2. Reform economic development. There are some truly inspirational EcDev professionals in local authorities. There are also some blockers. Let each LEP control all of the staff and budgets for EcDev in their areas. This should allow LEPs to really influence what happens. It puts budgets in control of businesses who are best placed to know what business needs and should avoid the repetition of meetings, papers, local initiatives etc. More money should get to the front line as staff numbers are rationalised and the leaders in EcDev are finally given the authority to do what they know needs to be done.

3. Free local authority assets. Remove all restrictions on what local authorities can do with their asset base. If they want to sell and spend the funds then let them. We vote for our representatives so give them the power to improve the area as they see fit. If they mess it up then local voters have only themselves to blame. It would herald a new era of freedom and true localism. I know of many councillors who could really make a difference given the opportunity instead of tinkering within archaic rules.

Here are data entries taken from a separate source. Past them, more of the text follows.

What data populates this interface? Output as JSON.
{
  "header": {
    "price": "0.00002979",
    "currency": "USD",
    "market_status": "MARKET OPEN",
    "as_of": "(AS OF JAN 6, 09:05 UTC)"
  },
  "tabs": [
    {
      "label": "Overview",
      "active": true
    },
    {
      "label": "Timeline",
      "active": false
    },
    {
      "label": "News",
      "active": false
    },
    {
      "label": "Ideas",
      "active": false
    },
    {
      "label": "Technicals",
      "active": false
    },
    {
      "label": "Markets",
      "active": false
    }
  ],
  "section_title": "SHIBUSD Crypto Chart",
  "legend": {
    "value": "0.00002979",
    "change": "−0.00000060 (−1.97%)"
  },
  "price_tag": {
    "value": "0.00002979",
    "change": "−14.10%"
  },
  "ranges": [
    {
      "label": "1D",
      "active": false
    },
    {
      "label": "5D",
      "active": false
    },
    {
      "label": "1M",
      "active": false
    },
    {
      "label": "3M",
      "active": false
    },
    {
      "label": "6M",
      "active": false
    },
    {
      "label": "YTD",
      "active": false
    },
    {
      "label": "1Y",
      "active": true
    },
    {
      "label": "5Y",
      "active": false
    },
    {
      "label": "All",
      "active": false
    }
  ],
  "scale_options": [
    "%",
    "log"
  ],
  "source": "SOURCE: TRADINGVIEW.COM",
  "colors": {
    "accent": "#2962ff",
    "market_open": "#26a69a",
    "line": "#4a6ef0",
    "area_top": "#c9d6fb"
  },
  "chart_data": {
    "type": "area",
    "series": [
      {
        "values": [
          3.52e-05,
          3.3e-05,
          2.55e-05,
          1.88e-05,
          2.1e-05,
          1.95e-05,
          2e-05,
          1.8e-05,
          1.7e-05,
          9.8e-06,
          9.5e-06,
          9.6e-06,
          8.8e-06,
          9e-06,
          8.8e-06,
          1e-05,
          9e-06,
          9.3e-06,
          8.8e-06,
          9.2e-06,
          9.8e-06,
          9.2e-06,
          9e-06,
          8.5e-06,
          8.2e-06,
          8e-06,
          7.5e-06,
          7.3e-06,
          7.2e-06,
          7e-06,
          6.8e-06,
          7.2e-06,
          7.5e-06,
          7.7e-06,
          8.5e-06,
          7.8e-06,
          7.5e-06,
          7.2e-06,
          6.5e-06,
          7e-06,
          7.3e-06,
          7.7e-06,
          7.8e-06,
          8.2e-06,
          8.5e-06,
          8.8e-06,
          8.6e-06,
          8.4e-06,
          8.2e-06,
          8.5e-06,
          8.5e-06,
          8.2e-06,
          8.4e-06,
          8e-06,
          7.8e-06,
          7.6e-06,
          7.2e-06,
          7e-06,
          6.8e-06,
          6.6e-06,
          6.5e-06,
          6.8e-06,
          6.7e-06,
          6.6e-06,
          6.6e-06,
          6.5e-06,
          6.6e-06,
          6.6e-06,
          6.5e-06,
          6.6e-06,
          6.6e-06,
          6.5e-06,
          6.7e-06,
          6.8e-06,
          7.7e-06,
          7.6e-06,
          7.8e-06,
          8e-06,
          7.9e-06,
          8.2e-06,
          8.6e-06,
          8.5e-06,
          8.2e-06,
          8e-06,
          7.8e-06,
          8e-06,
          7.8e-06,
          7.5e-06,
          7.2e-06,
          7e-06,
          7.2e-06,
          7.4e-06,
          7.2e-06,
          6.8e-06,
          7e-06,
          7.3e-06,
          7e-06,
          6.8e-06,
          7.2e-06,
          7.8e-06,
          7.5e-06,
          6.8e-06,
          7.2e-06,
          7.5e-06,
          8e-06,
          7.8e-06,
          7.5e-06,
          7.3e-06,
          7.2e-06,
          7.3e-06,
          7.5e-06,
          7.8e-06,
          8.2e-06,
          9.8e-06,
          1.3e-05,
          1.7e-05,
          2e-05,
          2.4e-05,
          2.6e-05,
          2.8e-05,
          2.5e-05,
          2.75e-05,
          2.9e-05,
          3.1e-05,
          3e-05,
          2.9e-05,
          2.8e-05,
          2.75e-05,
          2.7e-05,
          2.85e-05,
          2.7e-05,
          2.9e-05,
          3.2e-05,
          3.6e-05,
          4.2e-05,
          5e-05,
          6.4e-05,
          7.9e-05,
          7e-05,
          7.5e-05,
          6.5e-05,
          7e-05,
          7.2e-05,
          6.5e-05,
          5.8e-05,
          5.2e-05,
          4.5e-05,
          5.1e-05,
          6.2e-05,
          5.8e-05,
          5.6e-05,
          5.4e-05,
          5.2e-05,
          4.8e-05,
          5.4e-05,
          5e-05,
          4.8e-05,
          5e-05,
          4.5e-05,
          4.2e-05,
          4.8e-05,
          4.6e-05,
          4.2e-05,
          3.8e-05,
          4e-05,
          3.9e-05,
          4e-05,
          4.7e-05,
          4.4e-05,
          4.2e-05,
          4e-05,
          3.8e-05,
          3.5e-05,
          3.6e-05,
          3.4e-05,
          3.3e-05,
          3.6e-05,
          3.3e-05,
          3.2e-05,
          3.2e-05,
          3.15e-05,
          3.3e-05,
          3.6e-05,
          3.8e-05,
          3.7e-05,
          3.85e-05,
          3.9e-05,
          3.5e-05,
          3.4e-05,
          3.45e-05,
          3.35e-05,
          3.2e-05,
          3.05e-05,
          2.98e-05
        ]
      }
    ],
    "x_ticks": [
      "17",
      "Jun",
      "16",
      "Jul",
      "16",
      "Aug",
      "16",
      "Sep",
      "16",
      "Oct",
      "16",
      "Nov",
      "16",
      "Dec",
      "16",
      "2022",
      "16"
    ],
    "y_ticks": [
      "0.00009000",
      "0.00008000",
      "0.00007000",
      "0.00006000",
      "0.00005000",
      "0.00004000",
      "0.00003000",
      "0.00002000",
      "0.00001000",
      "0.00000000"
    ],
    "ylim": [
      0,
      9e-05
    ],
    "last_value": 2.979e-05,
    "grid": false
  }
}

4.Change government contracting. We hear many promises about helping SMEs to access government contracts but little happens. With immediate effect any government contract of less than £10m pa can only be let to an SME. The government would get better value for money, more innovation, less “cronyism” and greater transparency.

5. Encourage philanthropy. There are too few people acting as philanthropists. We need a new era of giving and sharing – not through ineffective taxation but directly. Encourage giving in big companies via a simple annual league table of FTSE250 companies based on percentage of CSR to turnover. Make sure that it has to be displayed prominently. It will allow people to make up their mind what type of company they want to do business with. Amongst the rich reform inheritance tax to penalise those who “want to take it with them”.

6. Stop giving government support to large companies. Most business people are sick of seeing large multinational companies getting handouts because they threaten to move or invest elsewhere. They should be able to raise their own investment and I doubt if one penny of government support has actually contributed to an increased take for the Treasury. We should be encouraging growth via start ups and new emerging businesses not propping up tired leviathans.

Well that should set a few hares running!